L’Agence nationale de sécurité du médicament et des produits de santé (ANSM) n’a toujours pas levé son alerte concernant les tensions d’approvisionnement en paracétamol en France. Une alerte enclenchée en juillet 2022, et renouvelée en octobre. Si les hôpitaux ne sont pas concernés par des mesures de contingentement, les pharmacies de ville sont contraintes de limiter la distribution des boîtes de Doliprane, de Dafalgan ou encore d’Efferalgan depuis plusieurs mois. Si les tensions d’approvisionnement existent, il n’y aurait toutefois pas de risque de rupture d’approvisionnement, et toutes les formes orales et suppositoires de paracétamol en France sont ouvertes aux commandes pour les pharmaciens, même limitées.
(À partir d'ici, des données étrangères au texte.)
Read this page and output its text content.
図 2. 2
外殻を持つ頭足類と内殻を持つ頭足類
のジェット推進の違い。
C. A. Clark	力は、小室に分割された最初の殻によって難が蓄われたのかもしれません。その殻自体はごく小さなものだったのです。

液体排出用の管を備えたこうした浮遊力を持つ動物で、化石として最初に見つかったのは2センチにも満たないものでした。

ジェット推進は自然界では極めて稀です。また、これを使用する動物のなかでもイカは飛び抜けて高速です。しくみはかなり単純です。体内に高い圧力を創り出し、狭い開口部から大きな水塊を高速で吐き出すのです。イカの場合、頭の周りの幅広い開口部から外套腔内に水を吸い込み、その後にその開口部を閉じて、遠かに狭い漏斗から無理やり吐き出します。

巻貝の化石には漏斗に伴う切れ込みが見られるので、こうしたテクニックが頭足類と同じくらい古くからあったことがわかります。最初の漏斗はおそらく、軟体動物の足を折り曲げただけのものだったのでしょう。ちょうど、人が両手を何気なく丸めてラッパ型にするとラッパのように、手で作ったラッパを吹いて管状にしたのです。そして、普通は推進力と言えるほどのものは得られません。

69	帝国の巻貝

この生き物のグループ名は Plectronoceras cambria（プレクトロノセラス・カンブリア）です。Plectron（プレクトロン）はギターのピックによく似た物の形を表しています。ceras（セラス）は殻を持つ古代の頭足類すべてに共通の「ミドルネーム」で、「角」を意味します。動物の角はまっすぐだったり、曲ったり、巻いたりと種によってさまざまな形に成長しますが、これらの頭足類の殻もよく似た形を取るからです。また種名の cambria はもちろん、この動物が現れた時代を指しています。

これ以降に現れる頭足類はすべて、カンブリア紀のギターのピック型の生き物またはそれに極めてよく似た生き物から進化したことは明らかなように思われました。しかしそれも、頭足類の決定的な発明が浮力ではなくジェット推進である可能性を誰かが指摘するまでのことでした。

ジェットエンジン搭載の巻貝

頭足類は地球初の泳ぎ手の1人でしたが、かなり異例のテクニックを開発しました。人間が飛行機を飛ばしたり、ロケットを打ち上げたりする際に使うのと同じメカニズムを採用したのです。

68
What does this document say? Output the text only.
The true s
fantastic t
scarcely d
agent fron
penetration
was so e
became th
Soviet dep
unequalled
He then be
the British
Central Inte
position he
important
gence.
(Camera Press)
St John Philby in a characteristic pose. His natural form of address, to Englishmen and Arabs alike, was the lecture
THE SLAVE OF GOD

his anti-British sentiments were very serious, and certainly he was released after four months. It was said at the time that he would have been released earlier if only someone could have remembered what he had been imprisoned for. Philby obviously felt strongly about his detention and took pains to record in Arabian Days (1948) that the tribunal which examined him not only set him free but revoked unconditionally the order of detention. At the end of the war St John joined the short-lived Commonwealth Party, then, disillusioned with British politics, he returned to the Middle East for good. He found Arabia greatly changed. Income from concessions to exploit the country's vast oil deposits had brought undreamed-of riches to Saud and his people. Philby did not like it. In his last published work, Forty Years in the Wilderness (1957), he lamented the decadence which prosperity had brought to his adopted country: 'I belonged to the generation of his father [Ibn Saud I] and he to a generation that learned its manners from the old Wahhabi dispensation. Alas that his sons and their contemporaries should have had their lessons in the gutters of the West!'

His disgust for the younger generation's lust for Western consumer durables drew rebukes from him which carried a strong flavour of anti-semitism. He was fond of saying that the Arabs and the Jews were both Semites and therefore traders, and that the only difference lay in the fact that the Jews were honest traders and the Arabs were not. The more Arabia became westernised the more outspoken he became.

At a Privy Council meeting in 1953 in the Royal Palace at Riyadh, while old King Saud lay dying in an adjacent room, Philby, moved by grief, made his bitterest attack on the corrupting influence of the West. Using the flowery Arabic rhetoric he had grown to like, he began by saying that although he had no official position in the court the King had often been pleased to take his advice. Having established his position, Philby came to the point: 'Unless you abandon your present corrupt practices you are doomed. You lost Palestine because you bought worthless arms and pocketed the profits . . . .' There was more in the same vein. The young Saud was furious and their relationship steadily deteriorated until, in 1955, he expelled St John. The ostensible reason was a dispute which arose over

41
Sur le plan industriel, les deux producteurs en France sont catégoriques : il n’y a aucun problème de production.
Les usines de Sanofi et d'Upsa tournent à plein régime
Sanofi est le plus exposé, en raison de la notoriété de sa marque Doliprane. Le laboratoire français en produit à Lisieux, dans le Calvados et à Compiègne, dans l’Oise. «Nous produisons au maximum de nos capacités, nous avons renforcé les effectifs, les usines tournent sept jours sur sept, 24 heures sur 24. Aucune production ne s’arrête par manque de composants. La difficulté ne vient pas de là», assure-t-on au siège du groupe. Ajoutant que toutes les références du groupe, même les pédiatriques, sont disponibles.
Le constat est similaire dans le Lot-et-Garonne, pour les usines à Agen et Passage d’Agen du laboratoire Upsa. Christophe Roberge, directeur de l’usine de Passage d’Agen précise que les deux unités du site «ont produit 275 millions de boîtes en 2021».«Nous serons entre 330 et 340 millions de boîtes cette année. Nous produisons à pleine charge actuellement», certifie-t-il aussi. Sur les références pédiatriques, «nous avions 2% du marché en France, mais notre production a augmenté de 50% cette année», ajoute le dirigeant. Là encore, les usines produisent sans interruption. Tous les composants et matières premières y sont disponibles, malgré des coûts qui ont augmenté, de l’ordre de 25%.
Mais alors, d'où viennent ces tensions d'approvisionnement? En réalité, les médicaments sous forme de paracétamol seraient sujets à une surconsommation en France. Du côté de chez Sanofi, on dit constater «une demande supérieure à ce que l’on observe habituellement», en particulier sur les formes pédiatriques qui sont «l'une des formes les plus demandées». Entre les vagues de Covid-19 et le grand retour des pathologies hivernales, surtout avec l’arrêt de l’obligation du port des masques, la demande en paracétamol s’accroît. En raison des alertes récurrentes ces derniers mois sur les tensions d’approvisionnement, l’existence d’un phénomène de stockage excessif, un peu comme avec le papier toilette ou les pâtes en période de confinement, n’est pas forcément à exclure non plus... D’où le maintien actuel des contingentements.